Maryland Appeals Court Revives Injury Suit Involving Medtronic Infuse


On Monday, the Maryland Court of Special Appeals revived an injury lawsuit against Medtronic Inc. over the off-label use of its Infuse bone graft. The court said federal law does not preempt claims about misrepresentations to doctors or the public about the risks of such uses.

The court ruled that the Medical Device Amendments to the federal Food Drug and Cosmetic Act do not preempt state-law claims that a device maker violated federal prohibitions against the misleading off-label marketing of a device, Law 360 reports. The case was brought by a man who underwent spinal fusion surgery in 2007 for back pain. He claimed that the Infuse device was inserted in a way that was not approved by the U.S. Food and Drug Administration (FDA) and caused him serious injury.

Although claims that focus on statements by Medtronic on labels approved by the FDA are preempted, claims that the device maker allegedly made in discussions with doctors and the public are not, according to Law360. “Insofar as Medtronic’s alleged misrepresentations consist of false statements of material fact in the context of off-label promotion, outside the scope of the safe harbor, a state-law misrepresentation claim would parallel the FDCA prohibitions on off-label marketing . . .To that extent, therefore, a state-law misrepresentation claim would not impose any requirements different from or in addition to those imposed under federal law,” the court said.

The plaintiff claims his surgeon inserted the device by the posterior approach, through his back, rather than the anterior approach approved by the FDA. Court documents say a Medtronic sales representative was present during surgery to oversee the off-label use of the device, Law360 reports. The plaintiff alleges that the posterior approach resulted in serious complications including unwanted bone growth, for which he needed a second surgery in 2010. In 2011, he learned that he developed two nodules in his lungs. He claims Medtronic knew of cancer risks of implanting the device in some off-label procedures.

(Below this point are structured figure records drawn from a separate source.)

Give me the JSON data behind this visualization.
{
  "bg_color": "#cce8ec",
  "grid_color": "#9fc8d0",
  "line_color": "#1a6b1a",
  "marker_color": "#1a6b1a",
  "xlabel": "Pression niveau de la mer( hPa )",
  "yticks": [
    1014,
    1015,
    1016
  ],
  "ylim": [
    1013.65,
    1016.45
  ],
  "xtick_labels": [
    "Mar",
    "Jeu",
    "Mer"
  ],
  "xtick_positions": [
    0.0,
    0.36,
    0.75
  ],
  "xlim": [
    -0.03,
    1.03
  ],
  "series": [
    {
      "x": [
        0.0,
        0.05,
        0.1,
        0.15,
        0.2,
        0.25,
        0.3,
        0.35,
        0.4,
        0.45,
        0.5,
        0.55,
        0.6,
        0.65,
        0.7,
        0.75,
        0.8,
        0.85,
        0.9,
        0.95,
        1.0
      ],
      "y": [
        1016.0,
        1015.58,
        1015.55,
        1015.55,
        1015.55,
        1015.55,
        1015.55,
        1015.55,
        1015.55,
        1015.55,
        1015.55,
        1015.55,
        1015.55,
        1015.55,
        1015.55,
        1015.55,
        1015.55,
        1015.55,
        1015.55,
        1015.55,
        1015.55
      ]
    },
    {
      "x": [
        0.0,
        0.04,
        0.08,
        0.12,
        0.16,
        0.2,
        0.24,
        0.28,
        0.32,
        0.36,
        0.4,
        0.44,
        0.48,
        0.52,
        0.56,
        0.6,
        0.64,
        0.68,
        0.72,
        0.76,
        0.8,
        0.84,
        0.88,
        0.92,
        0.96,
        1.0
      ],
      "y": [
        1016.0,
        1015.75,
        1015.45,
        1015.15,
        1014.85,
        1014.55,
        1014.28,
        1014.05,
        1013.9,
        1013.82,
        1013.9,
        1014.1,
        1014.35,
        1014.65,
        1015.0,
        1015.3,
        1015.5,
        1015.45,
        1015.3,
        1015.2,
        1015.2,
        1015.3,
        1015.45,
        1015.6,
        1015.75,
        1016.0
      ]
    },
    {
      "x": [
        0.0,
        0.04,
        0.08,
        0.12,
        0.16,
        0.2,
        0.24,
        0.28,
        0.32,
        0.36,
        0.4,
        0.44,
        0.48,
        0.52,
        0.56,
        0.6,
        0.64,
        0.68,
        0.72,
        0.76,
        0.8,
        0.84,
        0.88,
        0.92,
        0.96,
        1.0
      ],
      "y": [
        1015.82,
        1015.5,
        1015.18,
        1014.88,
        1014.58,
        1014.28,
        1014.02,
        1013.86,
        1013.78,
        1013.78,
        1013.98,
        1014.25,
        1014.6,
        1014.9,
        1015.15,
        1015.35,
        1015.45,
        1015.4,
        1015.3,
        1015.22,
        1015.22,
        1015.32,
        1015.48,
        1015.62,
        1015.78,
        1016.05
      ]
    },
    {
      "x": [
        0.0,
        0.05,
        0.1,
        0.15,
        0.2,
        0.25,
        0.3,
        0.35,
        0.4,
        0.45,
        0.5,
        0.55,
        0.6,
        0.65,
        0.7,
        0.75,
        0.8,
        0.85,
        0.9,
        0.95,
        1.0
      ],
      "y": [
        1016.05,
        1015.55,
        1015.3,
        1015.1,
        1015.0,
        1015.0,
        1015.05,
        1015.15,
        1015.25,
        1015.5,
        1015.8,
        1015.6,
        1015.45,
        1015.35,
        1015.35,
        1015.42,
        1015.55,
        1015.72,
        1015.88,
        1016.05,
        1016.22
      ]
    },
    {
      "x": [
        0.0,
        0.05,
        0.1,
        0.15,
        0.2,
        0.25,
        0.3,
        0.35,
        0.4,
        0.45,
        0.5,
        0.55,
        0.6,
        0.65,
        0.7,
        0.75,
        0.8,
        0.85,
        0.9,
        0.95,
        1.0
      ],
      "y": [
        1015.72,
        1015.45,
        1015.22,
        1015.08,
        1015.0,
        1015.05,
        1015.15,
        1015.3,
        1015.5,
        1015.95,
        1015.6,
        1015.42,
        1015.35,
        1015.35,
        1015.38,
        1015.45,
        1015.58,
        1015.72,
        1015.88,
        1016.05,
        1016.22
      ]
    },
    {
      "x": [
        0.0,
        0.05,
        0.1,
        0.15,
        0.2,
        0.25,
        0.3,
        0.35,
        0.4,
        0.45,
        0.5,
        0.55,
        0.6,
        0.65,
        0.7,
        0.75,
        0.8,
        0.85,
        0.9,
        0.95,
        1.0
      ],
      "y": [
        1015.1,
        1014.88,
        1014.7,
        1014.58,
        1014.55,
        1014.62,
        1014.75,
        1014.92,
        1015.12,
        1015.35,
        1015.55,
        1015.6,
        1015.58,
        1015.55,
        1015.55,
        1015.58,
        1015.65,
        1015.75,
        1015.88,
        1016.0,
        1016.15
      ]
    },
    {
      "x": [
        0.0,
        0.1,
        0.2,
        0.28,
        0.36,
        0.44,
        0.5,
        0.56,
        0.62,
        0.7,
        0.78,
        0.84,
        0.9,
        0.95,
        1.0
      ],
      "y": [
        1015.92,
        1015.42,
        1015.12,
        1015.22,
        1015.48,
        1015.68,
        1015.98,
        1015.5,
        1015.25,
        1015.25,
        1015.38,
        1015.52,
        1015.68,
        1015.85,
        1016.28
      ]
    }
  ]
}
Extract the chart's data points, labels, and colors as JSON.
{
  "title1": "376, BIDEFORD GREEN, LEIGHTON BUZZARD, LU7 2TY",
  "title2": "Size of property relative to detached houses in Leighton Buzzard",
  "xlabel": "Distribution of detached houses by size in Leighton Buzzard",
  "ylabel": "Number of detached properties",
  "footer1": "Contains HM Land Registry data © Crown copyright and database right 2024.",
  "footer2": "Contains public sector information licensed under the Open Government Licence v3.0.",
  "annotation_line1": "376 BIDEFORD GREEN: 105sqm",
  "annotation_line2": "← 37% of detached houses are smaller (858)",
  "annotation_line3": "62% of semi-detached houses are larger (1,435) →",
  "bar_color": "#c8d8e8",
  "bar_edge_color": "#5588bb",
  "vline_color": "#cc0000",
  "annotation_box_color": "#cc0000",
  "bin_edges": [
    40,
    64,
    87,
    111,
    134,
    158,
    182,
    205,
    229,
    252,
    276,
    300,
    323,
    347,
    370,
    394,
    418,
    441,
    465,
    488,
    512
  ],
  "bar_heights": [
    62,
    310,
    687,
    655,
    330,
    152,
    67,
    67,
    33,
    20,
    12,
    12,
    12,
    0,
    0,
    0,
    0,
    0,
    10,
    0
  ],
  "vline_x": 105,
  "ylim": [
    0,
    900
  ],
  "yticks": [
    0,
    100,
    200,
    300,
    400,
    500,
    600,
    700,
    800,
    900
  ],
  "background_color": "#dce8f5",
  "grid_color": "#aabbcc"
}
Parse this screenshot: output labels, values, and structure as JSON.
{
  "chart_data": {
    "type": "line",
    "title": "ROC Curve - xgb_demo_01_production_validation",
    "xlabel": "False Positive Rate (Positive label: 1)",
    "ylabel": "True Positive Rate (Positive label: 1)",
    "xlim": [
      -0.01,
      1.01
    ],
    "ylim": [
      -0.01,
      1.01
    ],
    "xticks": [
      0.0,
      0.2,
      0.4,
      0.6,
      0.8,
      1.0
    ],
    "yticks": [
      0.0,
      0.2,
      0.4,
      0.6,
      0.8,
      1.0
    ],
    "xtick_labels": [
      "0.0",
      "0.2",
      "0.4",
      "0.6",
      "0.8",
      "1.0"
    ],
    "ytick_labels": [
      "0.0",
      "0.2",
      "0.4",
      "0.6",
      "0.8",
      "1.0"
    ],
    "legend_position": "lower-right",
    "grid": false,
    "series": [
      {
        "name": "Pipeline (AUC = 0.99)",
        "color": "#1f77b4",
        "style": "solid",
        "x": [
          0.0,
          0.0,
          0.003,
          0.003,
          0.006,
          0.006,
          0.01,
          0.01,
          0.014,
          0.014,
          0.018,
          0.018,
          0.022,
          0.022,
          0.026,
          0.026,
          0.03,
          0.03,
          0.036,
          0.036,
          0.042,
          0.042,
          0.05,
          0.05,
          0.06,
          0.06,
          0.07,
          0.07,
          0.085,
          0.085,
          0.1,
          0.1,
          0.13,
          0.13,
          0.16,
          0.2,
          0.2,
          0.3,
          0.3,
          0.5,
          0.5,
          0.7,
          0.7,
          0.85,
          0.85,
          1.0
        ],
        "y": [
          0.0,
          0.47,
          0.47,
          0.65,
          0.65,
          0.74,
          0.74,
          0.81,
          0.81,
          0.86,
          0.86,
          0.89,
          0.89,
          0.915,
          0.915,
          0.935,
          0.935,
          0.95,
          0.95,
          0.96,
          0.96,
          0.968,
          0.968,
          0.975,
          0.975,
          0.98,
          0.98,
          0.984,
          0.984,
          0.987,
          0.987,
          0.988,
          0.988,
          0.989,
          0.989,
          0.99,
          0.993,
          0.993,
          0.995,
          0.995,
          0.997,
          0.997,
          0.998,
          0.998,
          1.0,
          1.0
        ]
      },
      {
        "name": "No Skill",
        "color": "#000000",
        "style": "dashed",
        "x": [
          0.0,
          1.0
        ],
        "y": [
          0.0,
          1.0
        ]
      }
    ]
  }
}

The FDA’s approval for Infuse required Medtronic to put a warning on the label that Infuse could only be used in the anterior approach. The plaintiff contends that Medtronic promoted the off-label use of the device by giving “financial incentives” and by stationing sales representatives at surgeries, according to Law360. The Senate Finance Committee, after an investigation that lasted more than a year, concluded that the device maker was “shaping” articles that appeared in medical journals by making “significant” payments to consultants.